Il y a le challenge de monter en national 3 et on sent qu’il y a un énorme potentiel à Montélimar afin de pérenniser le club au niveau national.

 

  • Quelles missions vous a-t-on confié ?

J’ai une double casquette d’entraineur de l’équipe une et de directeur technique. Il a été convenu que durant ces premiers mois, je sois en phase d’observation. Je serai présent aux bords des terrains afin de m’imprégner de tout ce qui se fait actuellement des plus jeunes aux séniors. J’apporterai dès la saison prochaine peut être des nouveautés et des méthodes de travail afin de retrouver le niveau régional dans toutes les catégories jeunes. Il faut que les jeunes du bassin montilien aiment le club afin que cela soit une évidence de jouer à l’UMS.

 

  • Quelles sont les ambitions de l’équipe fanion pour cette fin de saison ?

Avant de me projeter dans la saison prochaine, il faut déjà vivre pleinement celle-ci, il reste encore 3-4 mois de compétition. Quand je suis arrivé ici, il y avait beaucoup de pessimisme après la défaite contre Feurs. Depuis la victoire à Bourg en Bresse dimanche dernier, je ressens au contraire un optimisme béat et il faut arriver à pondérer et trouver un juste milieu entres les 2. Quoi qu’il en soit, il faut croquer cette fin de saison à pleines dents et si on peut monter dès cette année, on ne s’en privera pas !

 

  • Après 15 jours dans vos nouvelles fonctions, quelles sont vos premières impressions ?

C’est sûr que c’est plus facile d’arriver et de faire passer ses idées en enchainant 2 victoires mais le mérite en revient énormément aux joueurs qui ont dû rapidement s’adapter à un nouveau discours et à un changement d’organisation. Je suis satisfait que la transition se soit bien passée pour le moment.

 

  • Un premier jugement sur votre effectif sénior ?

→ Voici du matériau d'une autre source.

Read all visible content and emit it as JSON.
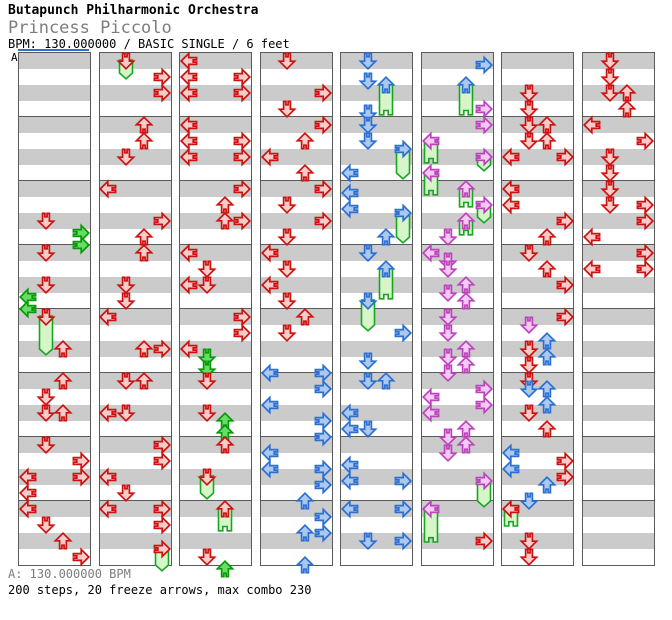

Je découvrirai mieux les joueurs au fil des semaines. Pour le moment, il faut jongler entres les blessés et le nombre de joueurs mutés autorisés à jouer sans pénaliser l’équipe réserve. Pour mes 2 premiers matchs, il y avait seulement 13 joueurs sur la feuille de match mais il faut s’avoir s’adapter.

 

  • Un dernier mot pour les supporters Montiliens ?

Par rapport à mes valeurs, je m’engage, quelque soit l’adversaire à ce que l’on soit dangereux, c’est un des maitres mots dans le football. Par exemple, avoir le ballon uniquement pour la possession ne m’intéresse pas. Que l’on joue contre un mal classé où une équipe supérieure, c’est à nous de trouver les solutions pour être dangereux et marquer des buts pour faire plaisir aux gens.

J’espère également que les supporters viendront de plus en plus au stade, ils ont un rôle important pour cette fin de saison.